そして後段の引用については、「現実感覚に根差したアジア経済観の醸成に不可欠」の部分を、「現実感覚に根差した他者理解としてのアジア観の醸成に不可欠」と読み換えることができるはず。
私たちのアジア観は他者理解ベースになっているでしょうか。なっているとして、その理解は偏見やヘイトではない現実感覚に、根差しているでしょうか。自国の戦後史もまともに教えない国で――自己理解の背骨がない国で――国民に他者理解が醸成されるとは思えません。そして他者理解が醸成されないということは、自己理解において内なる他者を包摂できないということです。川の対岸を許すことができなければメンタルを病みます。

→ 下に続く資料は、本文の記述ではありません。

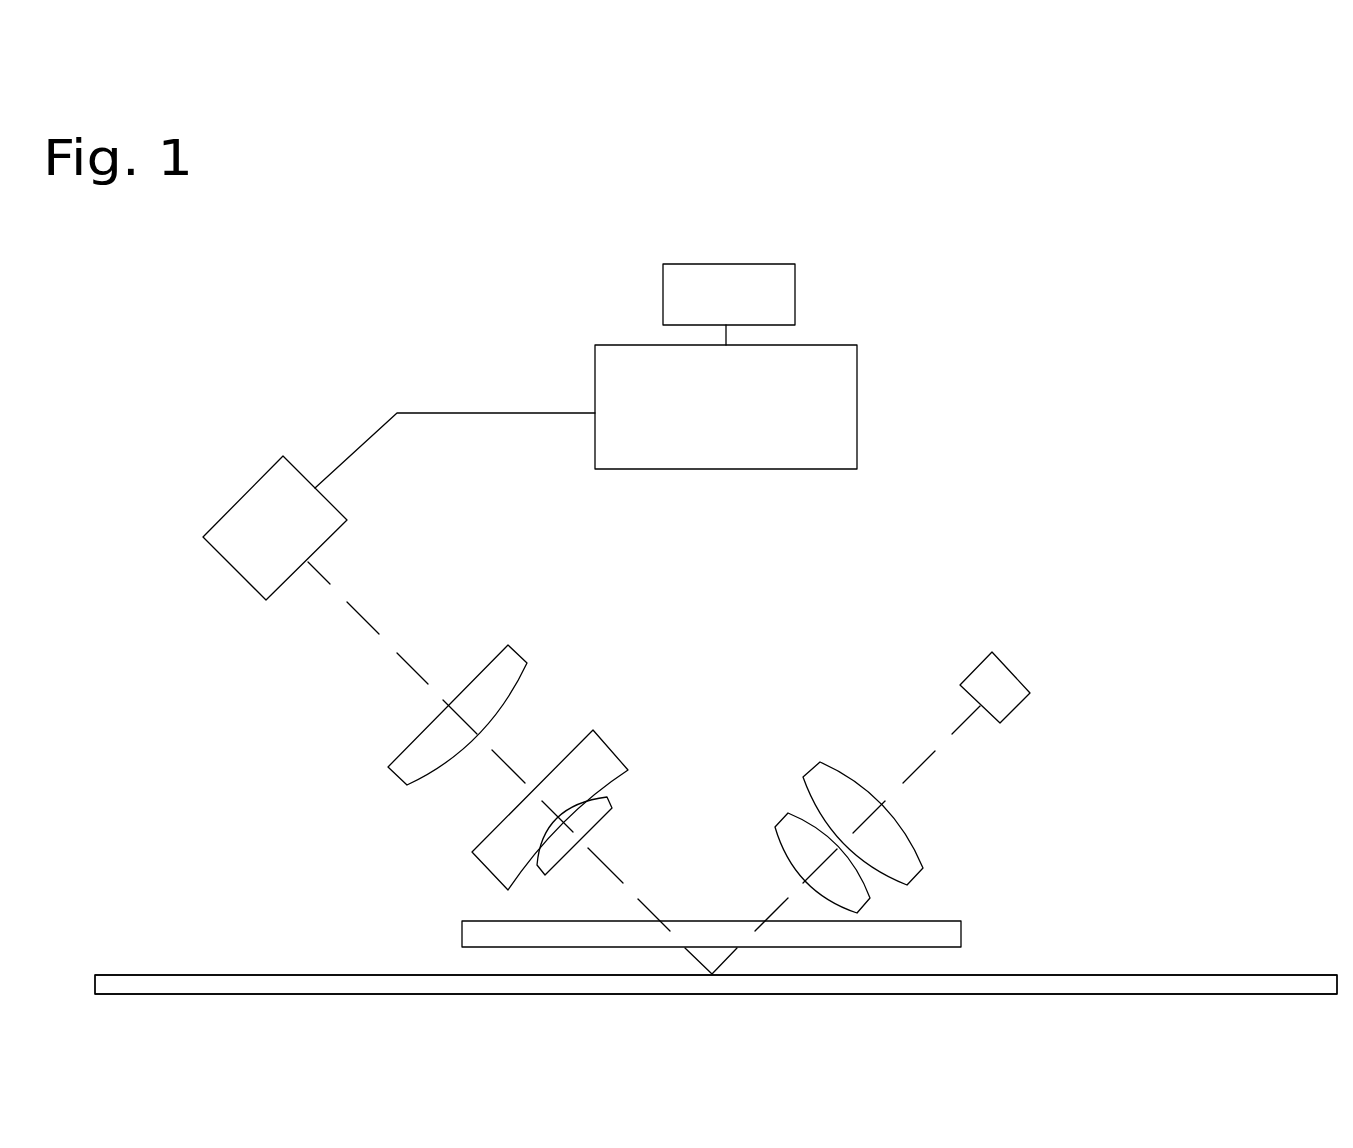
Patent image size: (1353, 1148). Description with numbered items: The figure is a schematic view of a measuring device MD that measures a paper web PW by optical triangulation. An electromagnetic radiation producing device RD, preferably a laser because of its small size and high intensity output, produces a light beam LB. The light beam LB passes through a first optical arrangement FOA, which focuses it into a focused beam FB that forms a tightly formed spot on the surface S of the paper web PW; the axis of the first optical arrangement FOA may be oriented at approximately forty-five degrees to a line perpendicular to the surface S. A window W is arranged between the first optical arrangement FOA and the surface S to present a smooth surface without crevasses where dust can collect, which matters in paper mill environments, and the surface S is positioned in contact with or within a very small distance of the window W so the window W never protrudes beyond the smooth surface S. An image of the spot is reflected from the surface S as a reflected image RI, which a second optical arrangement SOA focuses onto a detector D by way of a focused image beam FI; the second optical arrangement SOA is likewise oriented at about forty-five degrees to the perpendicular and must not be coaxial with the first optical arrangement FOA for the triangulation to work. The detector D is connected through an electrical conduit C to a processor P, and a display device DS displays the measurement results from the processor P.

The measuring device MD is at (1202, 318).
The display device DS is at (807, 292).
The processor P is at (843, 475).
The electrical conduit C is at (438, 407).
The detector D is at (242, 575).
The focused image beam FI is at (378, 610).
The second optical arrangement SOA is at (350, 780).
The reflected image RI is at (637, 867).
The focused beam FB is at (775, 902).
The light beam LB is at (915, 755).
The electromagnetic radiation producing device RD is at (1023, 705).
The first optical arrangement FOA is at (952, 860).
The window W is at (970, 937).
The surface S is at (263, 975).
The paper web PW is at (1223, 963).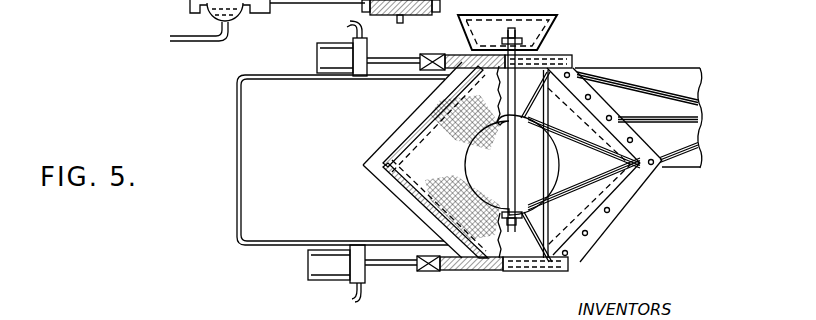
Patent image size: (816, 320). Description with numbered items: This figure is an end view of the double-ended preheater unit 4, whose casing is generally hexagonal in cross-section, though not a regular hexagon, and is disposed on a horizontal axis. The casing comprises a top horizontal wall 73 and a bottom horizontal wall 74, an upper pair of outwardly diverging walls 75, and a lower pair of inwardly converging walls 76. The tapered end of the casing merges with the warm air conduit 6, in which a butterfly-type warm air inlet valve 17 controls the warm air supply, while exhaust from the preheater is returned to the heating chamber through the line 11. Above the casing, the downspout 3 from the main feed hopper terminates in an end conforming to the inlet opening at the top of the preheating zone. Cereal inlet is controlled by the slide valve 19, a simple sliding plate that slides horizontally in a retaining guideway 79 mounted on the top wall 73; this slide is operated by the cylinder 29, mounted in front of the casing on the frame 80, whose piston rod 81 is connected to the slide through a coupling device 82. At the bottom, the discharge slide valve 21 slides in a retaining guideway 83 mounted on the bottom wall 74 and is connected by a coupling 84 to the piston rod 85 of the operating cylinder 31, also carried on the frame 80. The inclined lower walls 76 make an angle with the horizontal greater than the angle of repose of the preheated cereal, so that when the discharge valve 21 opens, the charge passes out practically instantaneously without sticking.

The downspout 3 is at (533, 27).
The preheater unit 4 is at (575, 200).
The warm air conduit 6 is at (573, 240).
The exhaust line 11 is at (657, 72).
The warm air inlet valve 17 is at (517, 178).
The preheater inlet slide valve 19 is at (458, 56).
The preheater outlet slide valve 21 is at (465, 272).
The operating cylinder 29 is at (320, 51).
The operating cylinder 31 is at (330, 273).
The top horizontal wall 73 is at (493, 68).
The bottom horizontal wall 74 is at (492, 220).
The upper outwardly diverging wall 75 is at (445, 104).
The lower inwardly converging wall 76 is at (422, 204).
The retaining guideway 79 is at (563, 62).
The frame 80 is at (237, 82).
The piston rod 81 is at (383, 58).
The coupling device 82 is at (428, 55).
The retaining guideway 83 is at (535, 273).
The coupling 84 is at (430, 272).
The piston rod 85 is at (388, 268).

メンヘラが増えるのも当然だと思います。
そのように考えると、せめて祖型なりともアジアおよびアジアの隣人たちについての他者理解を深めることは、大きな意義があると思います。本書は「経済」を切り口としてそれを助けてくれる一冊です。副題の大仰さにアレルギーを感じた人も、帯の「日本はなぜ後退したのか」のコピーに「またか」とうんざりした人も、いったんその印象は脇において、読んでみてはいかがでしょうか。